When you have a pandas DataFrame with multi-level columns, you can flatten them using these common patterns:

  • df.columns = ['_'.join(col).strip() for col in df.columns.values]: Joins each tuple of column levels into a single string separated by underscores.
  • df.columns = df.columns.to_flat_index(): Converts MultiIndex columns to a flat Index of tuples.

These methods help convert complex column headers into simpler, one-level column names.

python
df.columns = ['_'.join(col).strip() for col in df.columns.values]
💻

Example

This example shows how to flatten a DataFrame with multi-level columns into single-level columns by joining the levels with underscores.

python
import pandas as pd

# Create a sample DataFrame with multi-level columns
arrays = [['A', 'A', 'B', 'B'], ['one', 'two', 'one', 'two']]
columns = pd.MultiIndex.from_arrays(arrays, names=['upper', 'lower'])
data = [[1, 2, 3, 4], [5, 6, 7, 8]]
df = pd.DataFrame(data, columns=columns)

print('Original DataFrame with MultiIndex columns:')
print(df)

# Flatten the columns by joining levels with underscore
s_flat = ['_'.join(col) for col in df.columns]
df.columns = s_flat

print('\nFlattened DataFrame columns:')
print(df)
Output
Original DataFrame with MultiIndex columns: upper A A B B lower one two one two 0 1 2 3 4 1 5 6 7 8 Flattened DataFrame columns: A_one A_two B_one B_two 0 1 2 3 4 1 5 6 7 8
⚠️

Common Pitfalls

One common mistake is trying to flatten columns without checking if they are multi-level. If columns are already single-level strings, joining them can cause errors or unexpected results.

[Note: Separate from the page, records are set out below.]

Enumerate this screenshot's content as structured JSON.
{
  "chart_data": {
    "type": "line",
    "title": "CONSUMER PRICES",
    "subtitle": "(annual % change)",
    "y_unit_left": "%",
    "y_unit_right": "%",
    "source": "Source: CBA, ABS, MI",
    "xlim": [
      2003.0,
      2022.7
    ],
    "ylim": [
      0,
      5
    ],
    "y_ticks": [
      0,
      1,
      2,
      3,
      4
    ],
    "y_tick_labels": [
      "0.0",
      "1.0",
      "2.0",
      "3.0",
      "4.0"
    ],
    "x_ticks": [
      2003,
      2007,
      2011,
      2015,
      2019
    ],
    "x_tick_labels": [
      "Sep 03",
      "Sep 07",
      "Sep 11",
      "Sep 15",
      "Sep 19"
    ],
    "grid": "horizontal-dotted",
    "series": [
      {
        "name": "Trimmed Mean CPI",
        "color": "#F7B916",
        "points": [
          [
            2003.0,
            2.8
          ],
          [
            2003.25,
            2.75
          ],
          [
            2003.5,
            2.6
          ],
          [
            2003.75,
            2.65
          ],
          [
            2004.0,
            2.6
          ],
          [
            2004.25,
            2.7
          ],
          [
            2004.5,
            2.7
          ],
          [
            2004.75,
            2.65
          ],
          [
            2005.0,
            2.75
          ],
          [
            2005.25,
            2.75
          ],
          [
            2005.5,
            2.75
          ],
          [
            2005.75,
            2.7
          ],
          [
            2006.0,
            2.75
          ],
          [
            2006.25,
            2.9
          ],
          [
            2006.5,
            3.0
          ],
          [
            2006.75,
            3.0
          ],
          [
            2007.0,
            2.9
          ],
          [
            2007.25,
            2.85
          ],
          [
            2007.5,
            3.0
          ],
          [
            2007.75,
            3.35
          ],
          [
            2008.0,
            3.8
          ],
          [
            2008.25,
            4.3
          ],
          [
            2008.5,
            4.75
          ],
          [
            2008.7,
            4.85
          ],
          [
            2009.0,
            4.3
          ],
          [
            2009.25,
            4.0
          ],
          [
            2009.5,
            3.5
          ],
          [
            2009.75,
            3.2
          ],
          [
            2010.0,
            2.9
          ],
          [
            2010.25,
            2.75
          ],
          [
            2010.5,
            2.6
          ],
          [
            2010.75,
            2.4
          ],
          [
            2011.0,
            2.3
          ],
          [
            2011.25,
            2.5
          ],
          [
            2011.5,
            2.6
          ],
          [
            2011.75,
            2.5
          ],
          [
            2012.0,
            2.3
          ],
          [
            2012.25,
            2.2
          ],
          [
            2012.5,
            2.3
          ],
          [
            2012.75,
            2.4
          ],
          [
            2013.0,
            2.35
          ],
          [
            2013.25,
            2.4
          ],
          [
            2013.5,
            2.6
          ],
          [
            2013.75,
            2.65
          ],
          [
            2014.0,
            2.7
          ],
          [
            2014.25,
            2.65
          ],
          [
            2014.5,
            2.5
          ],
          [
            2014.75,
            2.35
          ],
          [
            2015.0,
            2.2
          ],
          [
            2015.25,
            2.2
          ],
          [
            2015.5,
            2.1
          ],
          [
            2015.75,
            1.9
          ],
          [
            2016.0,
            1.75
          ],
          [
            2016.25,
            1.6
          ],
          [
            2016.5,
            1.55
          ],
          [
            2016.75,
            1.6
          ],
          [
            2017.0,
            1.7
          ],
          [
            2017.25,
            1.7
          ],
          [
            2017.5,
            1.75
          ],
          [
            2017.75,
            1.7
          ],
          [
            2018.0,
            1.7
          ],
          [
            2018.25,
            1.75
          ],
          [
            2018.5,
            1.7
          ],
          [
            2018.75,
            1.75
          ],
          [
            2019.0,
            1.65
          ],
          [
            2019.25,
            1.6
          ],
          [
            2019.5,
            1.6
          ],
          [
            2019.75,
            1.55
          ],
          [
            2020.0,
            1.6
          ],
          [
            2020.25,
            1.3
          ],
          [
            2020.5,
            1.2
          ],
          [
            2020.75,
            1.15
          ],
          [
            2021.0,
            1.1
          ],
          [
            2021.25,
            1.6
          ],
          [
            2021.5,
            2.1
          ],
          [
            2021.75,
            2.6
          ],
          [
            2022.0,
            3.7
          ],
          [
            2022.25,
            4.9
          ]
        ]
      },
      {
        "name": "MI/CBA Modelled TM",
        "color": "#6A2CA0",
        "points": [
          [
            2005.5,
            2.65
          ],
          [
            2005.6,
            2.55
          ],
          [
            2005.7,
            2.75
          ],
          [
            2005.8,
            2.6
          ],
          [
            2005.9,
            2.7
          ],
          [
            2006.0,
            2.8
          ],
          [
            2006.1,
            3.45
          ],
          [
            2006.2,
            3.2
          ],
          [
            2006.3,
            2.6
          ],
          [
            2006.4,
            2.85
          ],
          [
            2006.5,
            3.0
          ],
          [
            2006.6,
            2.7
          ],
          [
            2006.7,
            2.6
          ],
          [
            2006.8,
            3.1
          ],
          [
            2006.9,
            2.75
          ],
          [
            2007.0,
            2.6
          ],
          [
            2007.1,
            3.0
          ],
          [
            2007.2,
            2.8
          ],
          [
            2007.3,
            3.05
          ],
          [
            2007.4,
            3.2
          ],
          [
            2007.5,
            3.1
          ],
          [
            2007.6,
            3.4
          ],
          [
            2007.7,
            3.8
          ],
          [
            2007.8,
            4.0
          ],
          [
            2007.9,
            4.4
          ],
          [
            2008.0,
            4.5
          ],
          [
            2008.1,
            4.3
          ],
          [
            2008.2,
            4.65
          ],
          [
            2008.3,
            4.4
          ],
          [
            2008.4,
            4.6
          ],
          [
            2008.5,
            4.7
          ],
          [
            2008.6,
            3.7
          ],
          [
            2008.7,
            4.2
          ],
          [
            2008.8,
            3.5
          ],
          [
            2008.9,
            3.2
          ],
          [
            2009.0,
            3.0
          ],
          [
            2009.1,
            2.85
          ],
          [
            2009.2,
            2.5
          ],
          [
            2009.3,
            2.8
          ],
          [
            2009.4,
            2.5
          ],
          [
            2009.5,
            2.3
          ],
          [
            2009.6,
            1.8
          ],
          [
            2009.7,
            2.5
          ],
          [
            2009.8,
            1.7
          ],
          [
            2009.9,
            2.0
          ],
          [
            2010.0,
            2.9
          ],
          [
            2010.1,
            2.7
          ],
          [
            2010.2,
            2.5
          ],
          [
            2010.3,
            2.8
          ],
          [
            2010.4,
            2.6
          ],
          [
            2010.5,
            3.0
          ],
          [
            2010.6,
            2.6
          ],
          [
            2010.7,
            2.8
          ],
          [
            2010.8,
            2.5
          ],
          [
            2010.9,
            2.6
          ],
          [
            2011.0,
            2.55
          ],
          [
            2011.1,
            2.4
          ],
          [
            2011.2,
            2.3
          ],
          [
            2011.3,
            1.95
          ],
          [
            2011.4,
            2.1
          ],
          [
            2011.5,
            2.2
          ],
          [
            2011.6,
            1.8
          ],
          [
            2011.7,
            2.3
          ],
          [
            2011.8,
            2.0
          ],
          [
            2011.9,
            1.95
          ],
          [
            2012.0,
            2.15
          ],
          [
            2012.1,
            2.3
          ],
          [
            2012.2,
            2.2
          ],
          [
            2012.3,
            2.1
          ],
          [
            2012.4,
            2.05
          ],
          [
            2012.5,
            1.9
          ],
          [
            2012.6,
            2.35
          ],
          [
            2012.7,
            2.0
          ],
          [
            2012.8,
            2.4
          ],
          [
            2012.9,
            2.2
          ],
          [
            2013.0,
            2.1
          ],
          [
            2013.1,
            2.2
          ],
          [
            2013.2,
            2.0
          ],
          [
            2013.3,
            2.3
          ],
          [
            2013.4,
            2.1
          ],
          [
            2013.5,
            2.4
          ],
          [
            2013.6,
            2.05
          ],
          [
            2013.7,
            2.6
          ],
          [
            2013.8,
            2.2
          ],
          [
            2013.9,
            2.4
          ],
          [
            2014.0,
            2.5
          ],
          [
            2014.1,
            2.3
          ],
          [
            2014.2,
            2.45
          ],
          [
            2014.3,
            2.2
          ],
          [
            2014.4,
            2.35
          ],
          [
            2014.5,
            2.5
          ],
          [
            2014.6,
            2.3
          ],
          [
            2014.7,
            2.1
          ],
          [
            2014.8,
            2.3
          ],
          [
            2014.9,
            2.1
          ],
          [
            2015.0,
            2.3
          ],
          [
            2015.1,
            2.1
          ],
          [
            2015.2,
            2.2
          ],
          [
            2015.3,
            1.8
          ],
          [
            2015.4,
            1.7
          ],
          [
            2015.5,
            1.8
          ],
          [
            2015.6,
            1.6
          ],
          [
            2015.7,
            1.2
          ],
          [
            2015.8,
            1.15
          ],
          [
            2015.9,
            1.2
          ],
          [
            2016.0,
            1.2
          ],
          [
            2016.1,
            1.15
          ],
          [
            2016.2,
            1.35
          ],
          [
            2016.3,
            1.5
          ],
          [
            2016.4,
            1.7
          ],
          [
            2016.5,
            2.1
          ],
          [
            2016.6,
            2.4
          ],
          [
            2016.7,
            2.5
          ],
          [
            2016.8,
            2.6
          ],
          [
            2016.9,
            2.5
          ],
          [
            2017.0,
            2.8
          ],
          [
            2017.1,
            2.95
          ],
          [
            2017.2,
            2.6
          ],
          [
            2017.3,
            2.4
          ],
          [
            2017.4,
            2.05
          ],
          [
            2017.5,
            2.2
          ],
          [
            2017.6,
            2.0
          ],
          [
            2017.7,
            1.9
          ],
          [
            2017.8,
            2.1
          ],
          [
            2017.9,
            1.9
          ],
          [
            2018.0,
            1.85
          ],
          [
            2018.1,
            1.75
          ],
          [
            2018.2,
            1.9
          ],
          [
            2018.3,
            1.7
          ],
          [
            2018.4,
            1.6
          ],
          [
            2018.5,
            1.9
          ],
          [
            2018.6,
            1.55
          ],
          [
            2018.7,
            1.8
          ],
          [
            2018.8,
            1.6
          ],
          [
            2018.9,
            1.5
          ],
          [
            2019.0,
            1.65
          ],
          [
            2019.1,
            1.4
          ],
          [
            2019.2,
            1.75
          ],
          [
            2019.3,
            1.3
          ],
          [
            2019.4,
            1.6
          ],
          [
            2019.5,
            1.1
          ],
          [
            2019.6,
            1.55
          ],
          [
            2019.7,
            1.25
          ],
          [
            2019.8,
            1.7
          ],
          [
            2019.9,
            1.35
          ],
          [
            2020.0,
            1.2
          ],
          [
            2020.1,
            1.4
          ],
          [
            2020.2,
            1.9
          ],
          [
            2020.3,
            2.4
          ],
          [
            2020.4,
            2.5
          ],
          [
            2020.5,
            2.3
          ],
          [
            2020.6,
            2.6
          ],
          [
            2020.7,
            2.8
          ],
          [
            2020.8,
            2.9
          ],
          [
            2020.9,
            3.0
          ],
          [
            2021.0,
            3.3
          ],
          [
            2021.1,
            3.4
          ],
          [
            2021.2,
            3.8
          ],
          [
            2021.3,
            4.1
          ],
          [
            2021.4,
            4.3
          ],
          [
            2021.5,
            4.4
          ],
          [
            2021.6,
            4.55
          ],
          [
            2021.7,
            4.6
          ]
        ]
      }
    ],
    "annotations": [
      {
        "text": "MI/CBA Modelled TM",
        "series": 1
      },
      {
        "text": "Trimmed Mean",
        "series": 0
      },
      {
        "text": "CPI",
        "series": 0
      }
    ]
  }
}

Also, forgetting to assign the flattened columns back to df.columns means the DataFrame stays unchanged.

python
import pandas as pd

df = pd.DataFrame({'A': [1, 2], 'B': [3, 4]})

# Wrong: trying to join single-level columns (strings) as if they were tuples
try:
    df.columns = ['_'.join(col) for col in df.columns]
except TypeError as e:
    print(f'Error: {e}')

# Right: check if columns are MultiIndex before flattening
if isinstance(df.columns, pd.MultiIndex):
    df.columns = ['_'.join(col) for col in df.columns]
else:
    print('Columns are already single-level, no flattening needed.')
Output
Error: can only join an iterable Columns are already single-level, no flattening needed.
📊

Quick Reference

Here is a quick summary of methods to flatten DataFrame columns:

MethodDescriptionExample
Join levels with underscoreConcatenate multi-level column names into single stringsdf.columns = ['_'.join(col) for col in df.columns]
Use to_flat_index()Convert MultiIndex columns to flat Index of tuplesdf.columns = df.columns.to_flat_index()
Convert tuples to stringsMap tuples to strings with custom separatordf.columns = df.columns.map(lambda x: '_'.join(x))

Key Takeaways

Flatten multi-level pandas DataFrame columns by joining the levels into single strings.
Always assign the flattened column names back to df.columns to update the DataFrame.
Check if columns are MultiIndex before flattening to avoid errors.
Use df.columns.to_flat_index() to convert MultiIndex to flat tuples if preferred.
Flattened columns make data easier to access and analyze in pandas.